Rupert Goold has turned the Almeida into a powerhouse by embracing a more European style of work. Rufus Norris’ National, while a broad church, has clearly moved a certain way, bringing Katie Mitchell back into the fold and staging its first Sarah Kane revival.
The Donmar, Theatre Royal Stratford East and indeed the Lyric Hammersmith, while not indistinguishable, have programmes likely to appeal to similar audiences. David Greig appears regularly, Roy Alexander Weise is directing a lot of work and there are a lot of cool American plays by writers such as Jacobs-Jenkins and Sarah DeLappe.
The Old Vic has hoovered up the last generation of hip Brit playwrights such as Lucy Prebble and Duncan Macmillan. The Bush has become an increasingly purposeful bastion for urgent new work and important lost gems by black, Asian and minority ethnic writers and directors – there were a few dinner-party plays at the start of Madani Younis’ tenure, but fewer as it wore on, and Lynette Linton’s just-announced debut season there is in some ways the most daring in all London, featuring a walloping six plays by first-time writers.
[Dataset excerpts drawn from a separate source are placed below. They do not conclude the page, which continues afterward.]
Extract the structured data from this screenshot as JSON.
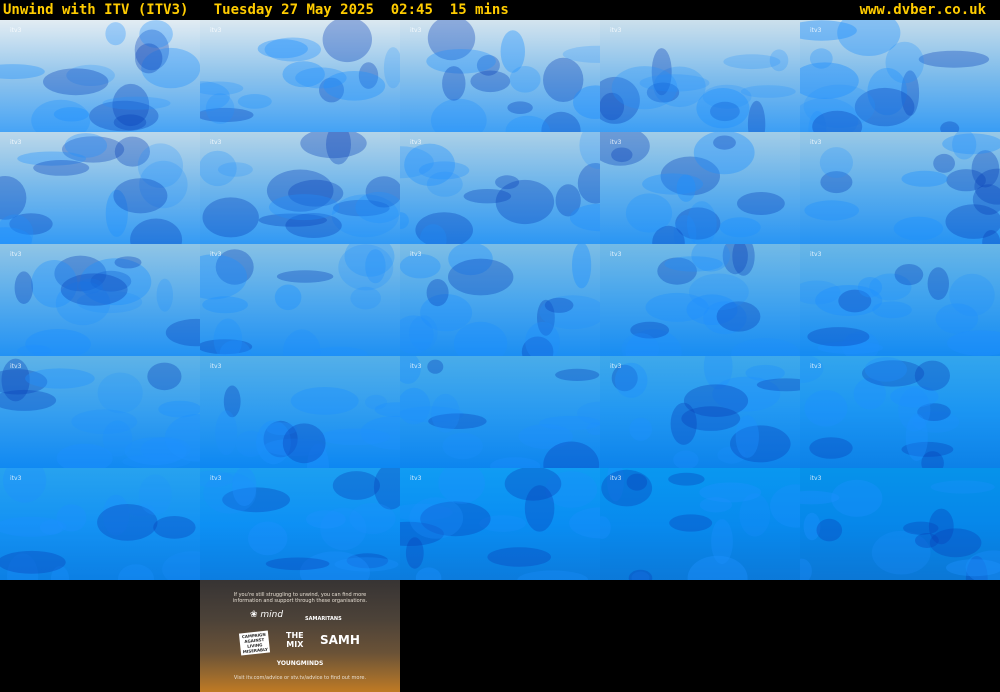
{
  "header": {
    "channel": "Unwind with ITV (ITV3)",
    "date": "Tuesday 27 May 2025",
    "time": "02:45",
    "duration": "15 mins",
    "site": "www.dvber.co.uk"
  },
  "thumbnails": {
    "watermark": "itv3",
    "count": 26
  },
  "advice_card": {
    "intro_line1": "If you're still struggling to unwind, you can find more",
    "intro_line2": "information and support through these organisations.",
    "org_mind": "mind",
    "org_samaritans": "SAMARITANS",
    "org_calm_line1": "CAMPAIGN",
    "org_calm_line2": "AGAINST",
    "org_calm_line3": "LIVING",
    "org_calm_line4": "MISERABLY",
    "org_the": "THE",
    "org_mix": "MIX",
    "org_samh": "SAMH",
    "org_youngminds": "YOUNGMINDS",
    "footer": "Visit itv.com/advice or stv.tv/advice to find out more."
  },
  "colors": {
    "header_text": "#ffcc00",
    "background": "#000000"
  }
}
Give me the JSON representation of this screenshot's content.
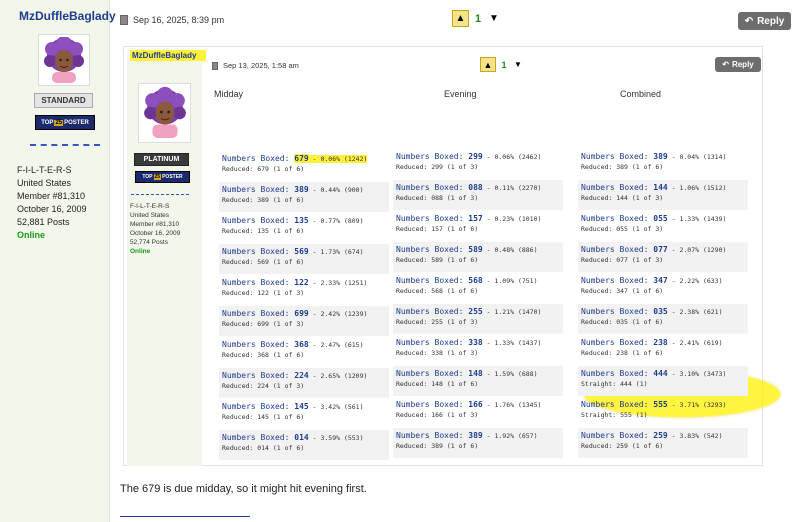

The only theatre to remain broadly unchanged in outlook is the Young Vic. Kwame Kwei-Armah has put his own spin on the programming but has not heavily tweaked his predecessor David Lan’s formula of progressive director-led takes on the classics with the most exciting American new writing. Indeed, that formula essentially laid down a blueprint for much of the present-day scene.
This is not to say that everyone has leapt into a churning avant-garde abyss, or that all these theatres played it 100% safe a decade ago. But broadly speaking, the work has changed and moved away from well-crafted, old-fashioned dramas and comedies about the travails of middle-class white people.
How did this happen? It’s difficult to quantify it exactly, and it probably comes down to a number of reasons. Generational shifts in taste is a massive factor, in terms of directors, artistic directors and audiences.
It’s also likely that years of largely unfulfilled aspirational rhetoric about diversifying the audience are now beginning to catch up with theatres that find they now need to walk the walk as well as talk the talk. This feels especially apparent with regards to getting younger people through the door.
‘Broadly speaking, venues have moved away from plays about white, middle-class people’
And let’s not forget that, despite ongoing budget cuts, most of these theatres are reasonably financially secure and not scrabbling for hits. This is a London-centric view, though, in part because subsidised theatres outside the capital don’t always conform to London trends for reasons that are probably too complicated to get into here.
Does this disenfranchise people who enjoy a Well Made Play About Relatable Problems? It’s an interesting question. I have no insight into anybody’s box-office takings, but one theatre I haven’t mention is Hampstead. It was unabashedly old-fashioned in its programming, and always seemed to do well enough under Edward Hall. New director Roxana Silbert is yet to announce her first season; but if she goes along with London trends, it feels as if a certain sort of play will be left without an obvious London home.
Still, I don’t think we need to worry about them just yet. Shifts are relative, and go only so far – a gentle drift to the left does not mean this work vanishes; many of these theatres are probably still less radical than they were in the 1970s and 1980s. It will be intriguing to see whether there is any sort of backlash or move to the right – after all, there is now an opening for the role of the official opposition.